SOME HARD TALK ABOUT DEATH
Ken Craft
Such hard-hatted construction workers we are,
mixing abstractions
in that great spinning drum,
pouring concrete talk of our deaths onto the rebar of words,
into the wooden frame of sentences,
aggregate discussion finally giving shape
to the inevitability of our remains.
Yes, decisions are supposed to set and grow hard,
but maybe the temperature or humidity is wrong today.
We agree on fire, at least—the impossible Fahrenheits,
the Christian moksha of ash and bone chip,
but you want us on a hill,
in your hometown, beside your parents.
Knowing I’ll go first, my inner fire begins to flutter,
begins to feel the thinning oxygen of emigrants strewn across distant ranges
far from the smell of rain and sea,
far from the comfort of soft-bubbling tidal flats.
This is just soot in a box, we’re talking, you remind me, returning
the conversation to the set and cure
of a world without our points of view.
But I’m already in a box of cremains, feeling the pinch of its crevices,
hearing the hollow thumps—the cold weight of Connecticut dirt
dropping from spade-cast skies as I inhale the panic.
No, I say.
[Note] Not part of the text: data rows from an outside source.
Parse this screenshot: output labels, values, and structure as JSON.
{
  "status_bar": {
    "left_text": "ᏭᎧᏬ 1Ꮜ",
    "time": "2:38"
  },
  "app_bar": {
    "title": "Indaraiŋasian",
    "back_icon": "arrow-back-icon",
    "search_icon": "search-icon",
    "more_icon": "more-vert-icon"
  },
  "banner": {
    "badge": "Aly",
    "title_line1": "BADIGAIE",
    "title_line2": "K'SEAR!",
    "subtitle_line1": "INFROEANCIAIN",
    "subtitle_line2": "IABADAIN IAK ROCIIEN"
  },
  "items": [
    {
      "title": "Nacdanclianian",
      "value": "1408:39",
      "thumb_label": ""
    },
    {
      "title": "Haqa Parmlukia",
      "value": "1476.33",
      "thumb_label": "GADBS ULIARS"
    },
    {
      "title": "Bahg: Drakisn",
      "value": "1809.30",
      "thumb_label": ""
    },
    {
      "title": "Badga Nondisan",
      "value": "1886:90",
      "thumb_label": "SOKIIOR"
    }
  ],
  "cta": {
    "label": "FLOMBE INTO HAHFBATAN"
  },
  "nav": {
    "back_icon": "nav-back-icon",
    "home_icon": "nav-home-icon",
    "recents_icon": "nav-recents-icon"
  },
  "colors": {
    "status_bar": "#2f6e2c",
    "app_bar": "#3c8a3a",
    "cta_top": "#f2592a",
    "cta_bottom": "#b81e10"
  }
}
Better you brace yourself on a ledge of rock nosing the Sound,
shoes bound by barnacles, wind at your bereft back. Better you heave me
into a brief black vortex of spinning regret,
my ashes heady with one last westerly, spinning their sweet lies,
settling like gray plankton on the breast of the Atlantic.
Then I can glint like salt confetti beneath the sun.
I can listen as the gulls’ calls break up and diffuse. I can release
myself to the cold frontier of wet liberation
while, back on the receding shore, the bright world opens up
like a Winslow Homer: You in a cheerful blue. The whistling box.
Your windblown hair like Shakers in rapture.
Author's Commentary: When my wife and I sat down to discuss our final wishes, the conversation quickly grew complicated. I believe this is the problem with all discussions of our own demise--we use logic that, in the end, won't really apply. This is equal parts funny and sad.
Ken Craft is a middle school teacher and a writer living west of Boston. His poems have appeared in The Writer's Almanac, Verse Daily, Gray's Sporting Journal, Off the Coast, Spillway, Slant, Angle Journal of Poetry, The High Window, and numerous other journals and e-zines. The Indifferent World, his first poetry collection, was released in 2016 by Future Cycle Press.